/reinforce

A series of Jupyter Notebooks documenting how I learn policy-based reinforcement learning.

Primary LanguageJupyter Notebook

Policy-based Reinforcement Learning using PyTorch

Overview

In this folder, I have a series of Jupyter Notebooks documenting my learning of policy-based reinforcement learning. They implement:

  • Andrej Karpathy's REINFORCE agent written in Python and numpy for Pong (Atari)
  • PyTorch's example codes for REINFORCE and Actor-Critic for Cartpole
  • My REINFORCE and Actor-Critic agents written in PyTorch for Pong

I discovered that getting RL models to work is a lot more difficult than getting convolutional neural networks to perform supervised learning tasks such as image classification:

  • The hyperparameters is different. There is learning rate, but no regularization.
  • The training workflow is very different.
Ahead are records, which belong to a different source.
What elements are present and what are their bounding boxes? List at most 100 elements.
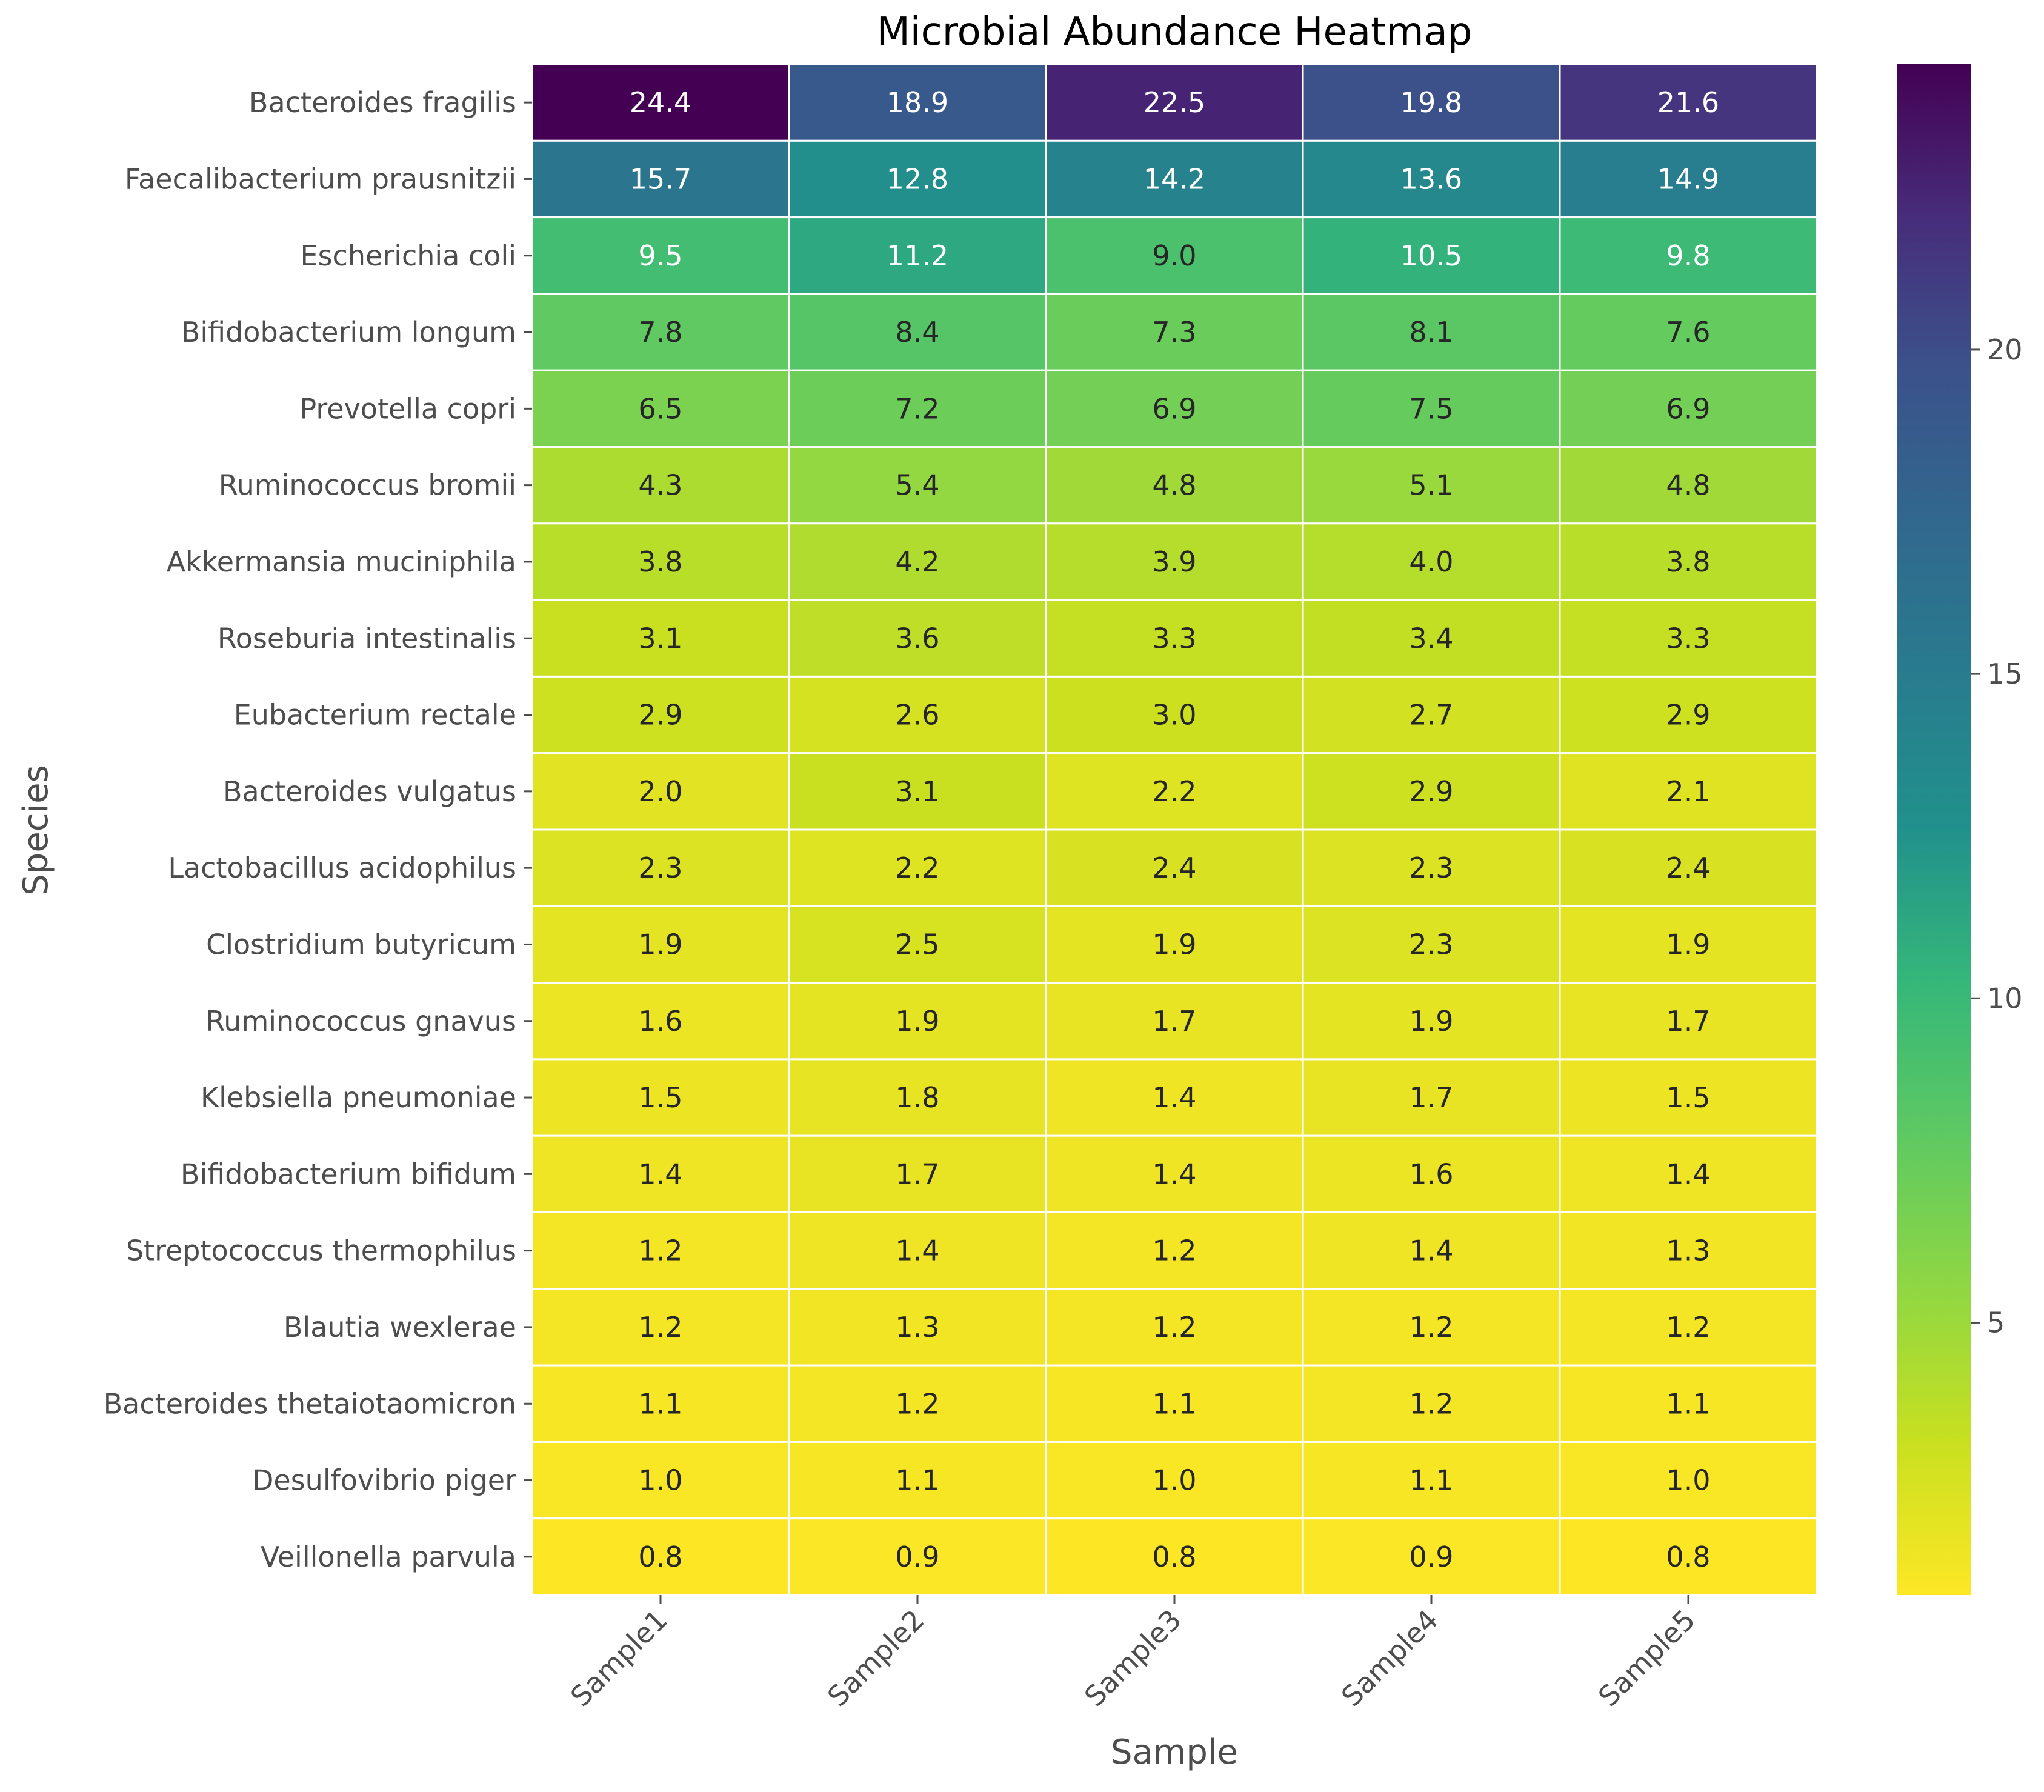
heatmap-cell: [531, 752, 790, 831]
heatmap-cell: [1559, 1058, 1818, 1137]
cell-value-label: 1.6: [1409, 1157, 1453, 1190]
x-tick-label: Sample2: [821, 1604, 931, 1713]
cell-value-label: 2.5: [895, 928, 939, 961]
heatmap-cell: [788, 1058, 1047, 1137]
cell-value-label: 3.8: [1666, 545, 1710, 578]
y-tick-label: Bifidobacterium longum: [181, 316, 516, 348]
cell-value-label: 1.4: [1409, 1234, 1453, 1267]
cell-value-label: 3.4: [1409, 622, 1453, 655]
heatmap-cell: [788, 63, 1047, 142]
heatmap-cell: [1302, 1441, 1561, 1520]
cell-value-label: 1.1: [638, 1387, 682, 1420]
heatmap-cell: [1302, 752, 1561, 831]
cell-value-label: 1.9: [1409, 1005, 1453, 1038]
cell-value-label: 1.2: [638, 1311, 682, 1344]
cell-value-label: 2.2: [895, 851, 939, 884]
cell-value-label: 8.4: [895, 316, 939, 348]
cell-value-label: 2.1: [1666, 775, 1710, 808]
heatmap-cell: [1302, 1288, 1561, 1367]
y-tick-label: Bifidobacterium bifidum: [181, 1157, 516, 1190]
heatmap-cell: [1302, 982, 1561, 1061]
cell-value-label: 2.4: [1152, 851, 1196, 884]
heatmap-cell: [531, 982, 790, 1061]
colorbar-tick-label: 15: [1987, 658, 2023, 690]
heatmap-cell: [1045, 369, 1304, 448]
cell-value-label: 1.2: [1666, 1311, 1710, 1344]
cell-value-label: 2.7: [1409, 699, 1453, 731]
cell-value-label: 1.2: [895, 1387, 939, 1420]
x-axis-label: Sample: [1111, 1733, 1238, 1772]
cell-value-label: 3.6: [895, 622, 939, 655]
y-tick-label: Klebsiella pneumoniae: [201, 1081, 516, 1114]
x-tick-label: Sample4: [1335, 1604, 1445, 1713]
cell-value-label: 3.8: [638, 545, 682, 578]
cell-value-label: 1.1: [1152, 1387, 1196, 1420]
chart-title: Microbial Abundance Heatmap: [877, 10, 1473, 55]
y-tick-label: Desulfovibrio piger: [252, 1464, 516, 1497]
y-tick-label: Veillonella parvula: [261, 1541, 516, 1573]
heatmap-cell: [788, 1441, 1047, 1520]
heatmap-cell: [788, 369, 1047, 448]
heatmap-cell: [1559, 1364, 1818, 1443]
heatmap-cell: [531, 905, 790, 984]
cell-value-label: 0.9: [895, 1541, 939, 1573]
cell-value-label: 3.3: [1666, 622, 1710, 655]
cell-value-label: 1.7: [895, 1157, 939, 1190]
cell-value-label: 6.9: [1152, 392, 1196, 425]
cell-value-label: 9.8: [1666, 239, 1710, 272]
cell-value-label: 12.8: [887, 162, 948, 195]
cell-value-label: 1.8: [895, 1081, 939, 1114]
heatmap-cell: [788, 1134, 1047, 1213]
cell-value-label: 1.2: [1152, 1234, 1196, 1267]
cell-value-label: 13.6: [1400, 162, 1462, 195]
heatmap-cell: [1045, 675, 1304, 754]
y-tick-label: Clostridium butyricum: [206, 928, 516, 961]
cell-value-label: 14.2: [1144, 162, 1205, 195]
heatmap-cell: [1045, 1211, 1304, 1290]
heatmap-cell: [1045, 599, 1304, 678]
cell-value-label: 1.9: [1666, 928, 1710, 961]
cell-value-label: 4.8: [1152, 469, 1196, 502]
cell-value-label: 6.9: [1666, 392, 1710, 425]
heatmap-cell: [531, 522, 790, 601]
heatmap-cell: [1045, 1058, 1304, 1137]
cell-value-label: 1.1: [895, 1464, 939, 1497]
cell-value-label: 7.6: [1666, 316, 1710, 348]
cell-value-label: 4.8: [1666, 469, 1710, 502]
cell-value-label: 1.4: [1152, 1157, 1196, 1190]
heatmap-cells: [531, 63, 1818, 1596]
heatmap-cell: [531, 1441, 790, 1520]
cell-value-label: 7.5: [1409, 392, 1453, 425]
y-tick-label: Akkermansia muciniphila: [167, 545, 516, 578]
cell-value-label: 2.9: [1409, 775, 1453, 808]
cell-value-label: 14.9: [1657, 162, 1719, 195]
cell-value-label: 1.3: [895, 1311, 939, 1344]
cell-value-label: 4.2: [895, 545, 939, 578]
cell-value-label: 1.5: [638, 1081, 682, 1114]
cell-value-label: 2.9: [638, 699, 682, 731]
y-tick-label: Streptococcus thermophilus: [126, 1234, 516, 1267]
heatmap-cell: [1045, 752, 1304, 831]
cell-value-label: 2.4: [1666, 851, 1710, 884]
heatmap-cell: [1559, 369, 1818, 448]
heatmap-cell: [1559, 599, 1818, 678]
cell-value-label: 1.4: [1666, 1157, 1710, 1190]
cell-value-label: 1.5: [1666, 1081, 1710, 1114]
x-tick-label: Sample5: [1592, 1604, 1702, 1713]
heatmap-cell: [1045, 828, 1304, 907]
cell-value-label: 6.5: [638, 392, 682, 425]
cell-value-label: 2.9: [1666, 699, 1710, 731]
heatmap-cell: [1559, 828, 1818, 907]
cell-value-label: 1.7: [1666, 1005, 1710, 1038]
colorbar-tick-label: 5: [1987, 1306, 2005, 1339]
heatmap-cell: [1302, 828, 1561, 907]
heatmap-cell: [1045, 1517, 1304, 1596]
cell-value-label: 0.8: [638, 1541, 682, 1573]
heatmap-cell: [788, 1364, 1047, 1443]
cell-value-label: 2.6: [895, 699, 939, 731]
heatmap-cell: [788, 752, 1047, 831]
heatmap-cell: [1302, 1058, 1561, 1137]
cell-value-label: 0.8: [1666, 1541, 1710, 1573]
heatmap-cell: [1559, 139, 1818, 219]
Instead of performing a forward pass on the data followed by a backward pass as in image classification, policy-based RL involves running the forward pass hundreds to thousands of games steps in an episode (depending on the game), accumulating a stack of rewards and log-probability along the way, then using these accumulated data to perform a single backward pass to update the policy parameters.
  • Policy-based RL is gradient ascent instead of gradient descent.
  • There are many local optima in the policy landscape and the agent can easily get trapped in these local optima. They easily get content being "King of the Small Hill".
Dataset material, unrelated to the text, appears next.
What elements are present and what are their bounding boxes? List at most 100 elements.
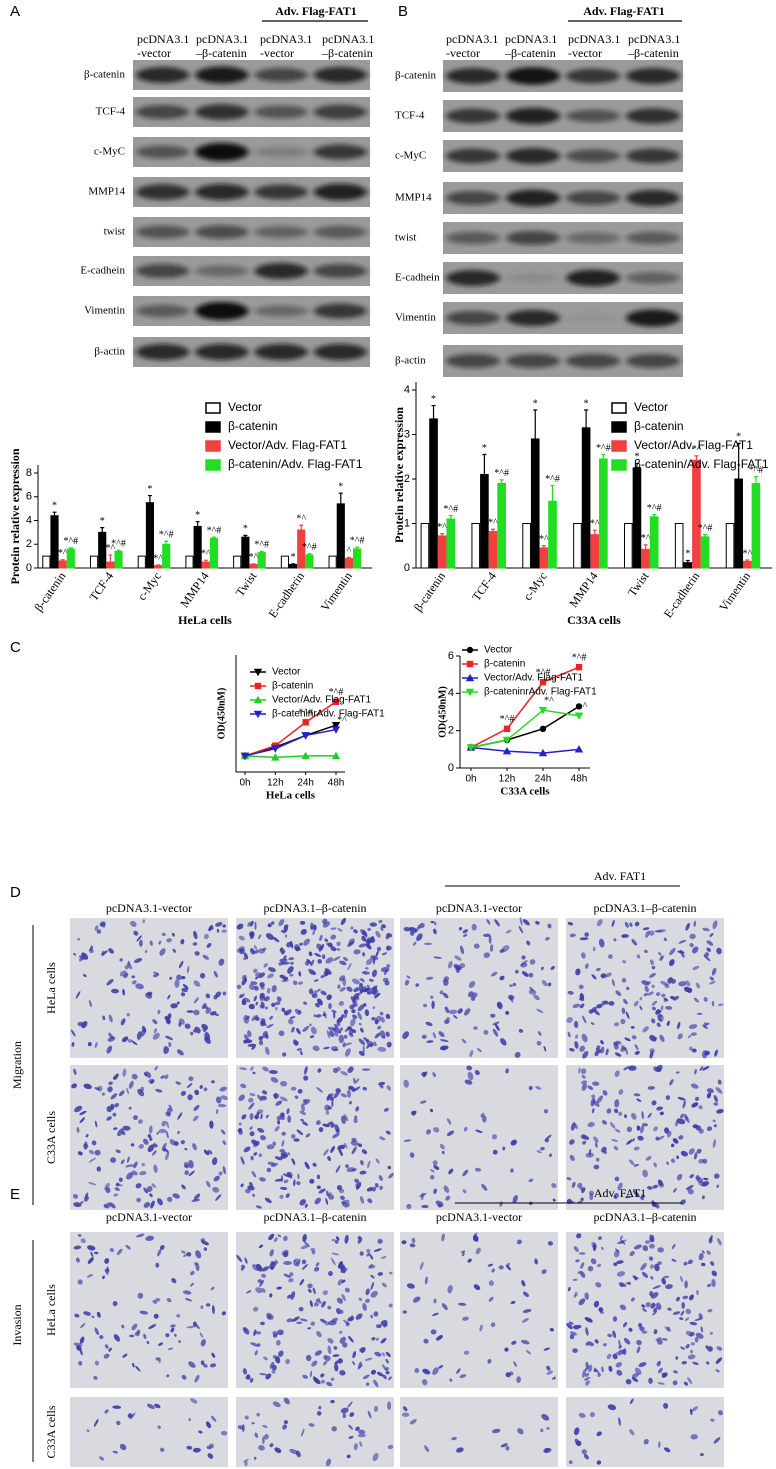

Both the REINFORCE and Actor-Critic agents can only achieve parity with the game AI (running reward of -1.0 and 1.0 respectively).

Environment

You need to install the following to run these notebooks:

  1. PyTorch with Python 3.6.X
  2. OpenAI Gym

Content

A general description of the Notebooks under that folder:

  1. pg-cartpole.ipynb
    This Notebook implements PyTorch's REINFORCE and ACTOR-CRITIC agents for OpenAI's Cartpole. It demonstrates the superiority of Actor-Critic over REINFORCE.

  2. karpathy-pong.ipynb
    This Notebook trains Karpathy's numpy implementation of REINFORCE on PONG to 30K episodes, when it achieves over human performance.

  3. reinforce.ipynb
    This Notebook adapted PyTorch's ACTOR_CRITIC agent for Pong and enables it to run with GPU acceleration.

  4. actor-critic.ipynb
    This Notebook adapted PyTorch's ACTOR_CRITIC agent for Pong and enables it to run with GPU acceleration.

  5. eval_model.ipynb
    This Notebook analyzes the content the model and history files, allowing users to generate images of the weight parameters and plots of scores versus training episodes.

  6. downsample.ipynb
    This Notebook look at different ways of downsampling PONG's images down to 40x40 or 80x80 frames.